H.A.L.T.-ing My Way to Sobriety
H.A.L.T.-ing My Way to Sobriety
By Mary R., Crossroads Volunteer Recovery Blogger
If you hang around the rooms of Alcoholics Anonymous long enough, you’ll hear conversations sprinkled with easy-to-remember acronyms. H.O.W. stands for Honesty, Openness and Willingness. G.O.D., for Good Orderly Direction. And K.I.S.S., for Keep It Simple Stupid.
The acronyms and slogans really help. They’re simple, easy to recall, and I can tuck them away in my sobriety toolkit.
One of the important acronyms I learned in rehab was H.A.L.T., a reminder to never get too Hungry, Angry, Lonely, or Tired. These tips helped in the early days of sobriety, but even now, I have to continually stay alert for these feelings. They sneak up, and have a way of sabotaging my serenity … which could in turn threaten my sobriety. And that is something I don’t want to do. Ever.
Here are the H.A.L.T. tips in terms of their degree of difficulty:
Don’t go hungry
Seems easy, right? But a place deep in my alcoholic brain tells me an empty stomach isn’t so bad. I enjoyed drinking most on an empty stomach. Alcohol worked better that way; food was literally a buzzkill. That’s why many alcoholics start their sober journey in an unhealthy, undernourished state. We need to relearn healthy habits, and eating well is just one of them. So eat if you’re hungry. And if you’re tempted to drink, snack on something sweet to replace that “liquid sugar” craving. Many alcoholics develop a craving for sugar when they stop drinking. I give in to that with a nightly treat of ice cream, which sure beats what I used to consume right up to bedtime.
Beware of loneliness
Many drinkers isolate themselves; I did a lot of my drinking alone. Because I felt strangely “connected” to my best friend — alcohol — I never recognized the feeling of loneliness. When I finally said goodbye to that twisted relationship, I did feel lonely. But in AA, I found a new kind of companionship — as I let down my guard and allowed other alcoholics to help me; as I shared my story with others who understood; and as I started to enjoy coffee and conversation before and after meetings. I began to again find real satisfaction from meaningful human interactions. Alcohol wants me alone so he can whisper sweet enticements in my ear. Let’s not give him that opportunity. Go to AA. Join friends for a movie, a walk, or a pizza. Take time alone to read, meditate, and relax, but don’t let “alone” turn into “lonely”!
Get plenty of rest
Alcoholics don’t sleep well. Sleep often comes after passing out, and wakefulness comes in the middle of the night with detox sweats and shakes. And the morning brings dreadful hangovers. In sobriety, we start sleeping better after a while. We learn a bedtime routine that includes normal things like brushing our teeth and wearing pajamas. We enjoy “going to bed” rather than “passing out,” and we relish afternoon naps. So embrace the opportunity to get some real, refreshing rest, and get plenty of it.
Curb your anger
This is the hardest of the four H.A.L.T. steps. Anger can creep up slowly, or it can spring on us out of nowhere. Angry feelings threaten my sobriety like nothing else. When I was about a year sober, I suddenly felt that angry, retaliatory feeling toward someone and, seemingly out of nowhere, I felt a sudden impulse to drink. My brain said, A drink will fix this. But then I remembered, There’s nothing in my life today that a drink will make better. It’ll only make it worse.

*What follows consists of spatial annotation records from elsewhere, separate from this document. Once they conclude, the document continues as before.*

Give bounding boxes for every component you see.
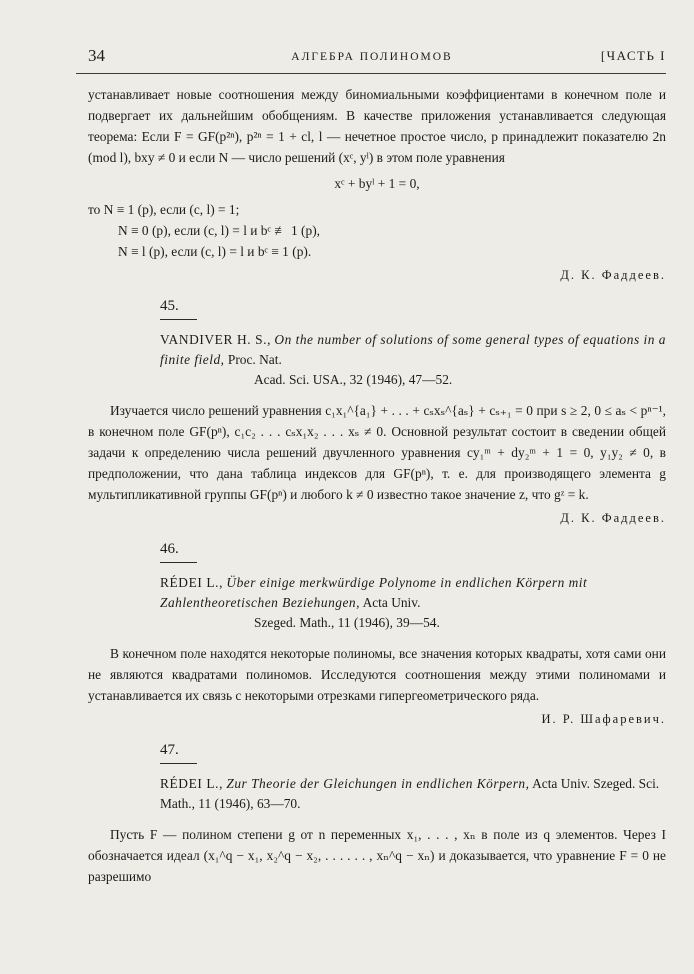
entry-publication-cont: Szeged. Math., 11 (1946), 39—54. [254, 615, 440, 630]
running-title: АЛГЕБРА ПОЛИНОМОВ [291, 51, 453, 63]
entry-publication-cont: Acad. Sci. USA., 32 (1946), 47—52. [254, 372, 453, 387]
entry-publication: Acta Univ. [362, 595, 421, 610]
entry-abstract: Изучается число решений уравнения c₁x₁^{a₁} + . . . + cₛxₛ^{aₛ} + cₛ₊₁ = 0 при s ≥ 2, 0 ≤ aₛ < pⁿ⁻¹, в конечном поле GF(pⁿ), c₁c₂ . . . cₛx₁x₂ . . . xₛ ≠ 0. Основной результат состоит в сведении общей задачи к определению числа решений двучленного уравнения cy₁ᵐ + dy₂ᵐ + 1 = 0, y₁y₂ ≠ 0, в предположении, что дана таблица индексов для GF(pⁿ), т. е. для производящего элемента g мультипликативной группы GF(pⁿ) и любого k ≠ 0 известно такое значение z, что gᶻ = k. [88, 403, 666, 502]
page-content [88, 84, 666, 887]
header-rule [76, 73, 666, 74]
entry-reference [160, 330, 680, 390]
entry-reference [160, 774, 680, 814]
running-header [78, 46, 666, 70]
entry-number: 45. [160, 296, 197, 320]
entry-author: RÉDEI L., [160, 575, 224, 590]
entry-number: 46. [160, 539, 197, 563]
entry-abstract: Пусть F — полином степени g от n переменных x₁, . . . , xₙ в поле из q элементов. Через I обозначается идеал (x₁^q − x₁, x₂^q − x₂, . . . . . . , xₙ^q − xₙ) и доказывается, что уравнение F = 0 не разрешимо [88, 827, 666, 884]
page-number: 34 [88, 46, 105, 65]
entry-publication: Proc. Nat. [227, 352, 282, 367]
entry-45 [88, 290, 666, 529]
entry-title: Über einige merkwürdige Polynome in endlichen Körpern mit Zahlentheoretischen Beziehungen, [160, 575, 588, 610]
intro-equation: xᶜ + byˡ + 1 = 0, [334, 176, 420, 191]
intro-condition-2: N ≡ 0 (p), если (c, l) = l и bᶜ ≢ 1 (p), [118, 223, 321, 238]
entry-signature: Д. К. Фаддеев. [560, 511, 666, 525]
entry-reference [160, 573, 680, 633]
entry-title: On the number of solutions of some general types of equations in a finite field, [160, 332, 666, 367]
intro-condition-1: то N ≡ 1 (p), если (c, l) = 1; [88, 202, 240, 217]
entry-47 [88, 734, 666, 887]
entry-signature: И. Р. Шафаревич. [541, 712, 666, 726]
entry-publication: Acta Univ. Szeged. Sci. Math., 11 (1946), 63—70. [160, 776, 660, 811]
entry-46 [88, 533, 666, 730]
entry-title: Zur Theorie der Gleichungen in endlichen Körpern, [226, 776, 530, 791]
entry-author: RÉDEI L., [160, 776, 224, 791]
intro-condition-3: N ≡ l (p), если (c, l) = l и bᶜ ≡ 1 (p). [118, 244, 312, 259]
intro-signature: Д. К. Фаддеев. [560, 268, 666, 282]
part-label: [ЧАСТЬ I [600, 48, 666, 63]
entry-number: 47. [160, 740, 197, 764]
intro-paragraph: устанавливает новые соотношения между биномиальными коэффициентами в конечном поле и подвергает их дальнейшим обобщениям. В качестве приложения устанавливается следующая теорема: Если F = GF(p²ⁿ), p²ⁿ = 1 + cl, l — нечетное простое число, p принадлежит показателю 2n (mod l), bxy ≠ 0 и если N — число решений (xᶜ, yˡ) в этом поле уравнения [88, 87, 666, 165]
entry-abstract: В конечном поле находятся некоторые полиномы, все значения которых квадраты, хотя сами они не являются квадратами полиномов. Исследуются соотношения между этими полиномами и устанавливается их связь с некоторыми отрезками гипергеометрического ряда. [88, 646, 666, 703]
entry-author: VANDIVER H. S., [160, 332, 272, 347]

Over time, as I practice the AA principles, my anger is subsiding. But I have to work at it, cultivating an attitude that overcomes anger — by practicing acceptance, learning to live on life’s terms, and focusing on what I can change. When compelled to prove a point or win an argument, I ask myself, “Would I rather be happy or right?” The answer is usually clear. And I’ve learned to pray, “Grant me the grace to find the space between impulse and action.” In other words, hit the pause button. Do whatever keeps you from losing it. Anger is deadly poison to us alcoholics and addicts.
Finally, I also recommend a little paperback book called Living Sober, found at your local AA office or online at Amazon. When the language of AA’s Big Book and the steps and all the meetings was almost too much to comprehend, this little book helped; it’s packed with a lot of common sense in short, easy-to-read sections. Living Sober covers all the aspects of H.A.L.T. in simple paragraphs and practical tips. I often turn to it.
Good luck on your sober journey. I hope my writing helps. It certainly helped me stay sober today, so thank you!
About the Author:
Mary R. is a wife, mother, daughter, retired business owner and recovering alcoholic who relocated to southwest Florida from Ohio. As a person in recovery, she writes from the heart and shares her strength, hope and experience with others so that they too may recover from the prison of addiction. Her sobriety is strongly ingrained in the belief that “you can’t keep it unless you give it away.” When not volunteering for David Lawrence Centers or actively participating in 12-step meetings, you can find her living her life in recovery to its fullest potential playing tennis, traveling, or trying out a new recipe with family and friends.